Initial promising results for those with bone infection. BONESUPPORT AB is announcing the publication of results from the first 100 patients in a study on CERAMENT G in patients with chronic osteomyelitis using a single stage surgical procedure. The prospective study, published in The Bone and Joint Journal, evaluated CERAMENT G for dead space management in these patients.
CERAMENT G Effective in Osteomyelitis

According to the September 1, 2016 news release, using a single stage surgical procedure with CERAMENT G was found to be highly effective, delivering a 96% prevention of infection recurrence rate, a 3.0% fracture rate and a total wound leakage rate of 6.0%.
CERAMENT G provides “an initial targeted ultra-high concentration of gentamicin into the bone defect and then a longer sustainable dose above the minimal inhibitory concentration (MIC) of the bacteria that initially caused the osteomyelitis. This unique antibiotic-eluting profile helps protect the bone healing process and promote bone remodeling.”
“…It is able to fill the void completely due to its injectibility and to provide initial structural stability due to its self-setting properties. The use of CERAMENT G to deliver gentamicin locally could play an important role in improving antibiotic stewardship in hospitals by increasing compliance and reducing the need for patients with chronic osteomyelitis to receive long term systemic antibiotics.”

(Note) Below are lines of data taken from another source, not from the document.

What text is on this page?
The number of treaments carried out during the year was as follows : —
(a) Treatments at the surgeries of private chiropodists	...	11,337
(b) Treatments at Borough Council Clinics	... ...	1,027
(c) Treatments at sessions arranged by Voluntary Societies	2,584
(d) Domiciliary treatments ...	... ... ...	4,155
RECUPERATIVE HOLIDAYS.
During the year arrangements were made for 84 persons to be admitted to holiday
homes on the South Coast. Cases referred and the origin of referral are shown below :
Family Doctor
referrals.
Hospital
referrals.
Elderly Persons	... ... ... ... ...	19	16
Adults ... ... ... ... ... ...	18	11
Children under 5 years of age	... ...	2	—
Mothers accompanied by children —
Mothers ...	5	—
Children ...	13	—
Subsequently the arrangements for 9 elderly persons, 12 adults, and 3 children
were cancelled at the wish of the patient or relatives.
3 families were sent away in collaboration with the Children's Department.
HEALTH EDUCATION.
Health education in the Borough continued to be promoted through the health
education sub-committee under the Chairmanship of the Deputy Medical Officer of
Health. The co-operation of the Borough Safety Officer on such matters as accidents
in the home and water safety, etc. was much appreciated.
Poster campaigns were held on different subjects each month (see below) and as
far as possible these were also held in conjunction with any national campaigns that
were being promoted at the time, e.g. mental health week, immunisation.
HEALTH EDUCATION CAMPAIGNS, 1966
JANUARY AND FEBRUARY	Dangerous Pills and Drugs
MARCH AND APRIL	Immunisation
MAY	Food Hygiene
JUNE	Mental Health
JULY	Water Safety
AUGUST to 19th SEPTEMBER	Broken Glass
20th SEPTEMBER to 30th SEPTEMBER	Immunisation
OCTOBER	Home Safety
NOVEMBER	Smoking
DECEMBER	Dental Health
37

Richard Davies, CEO of BONESUPPORT, told OTW, “The study is important in highlighting that CERAMENT G allows the more effective management of osteomyelitis, preventing repeated operations and recurrent infections. The only dedicated bone infection unit in the UK cited that it will become the mainstay of dead space management, given the major clinical and health economic benefits that the use of CERAMENT G provides. In the U.S. we believe that CERAMENT G, when approved, has the potential to play a key role in clinical protocols, in light of the migration to bundled payment systems: one payment per episode of care, including hospital readmissions. Surgical site infection is the number one reason for readmissions, the financial burden of which are the responsibility of the hospital. We believe that CERAMENT G could offer a very compelling clinical value proposition if the planned FORTIFY study can demonstrate infection reduction in patients being treated for tibial fractures when used prophylactically.”

Discussion
This is a fascinating development. In my practice we've seen similar outcomes with the revised protocol. The key differentiator seems to be patient selection criteria. Has anyone else noticed the correlation with BMI thresholds?
Great point. I'd push back slightly on the conclusion, the sample size in the cited study is too small to draw population-level inferences. That said, the directional signal is compelling and worth a larger RCT.
We implemented a similar approach last year. Early results are promising but we're still gathering 12-month follow-up data. Happy to share our protocol if anyone is interested.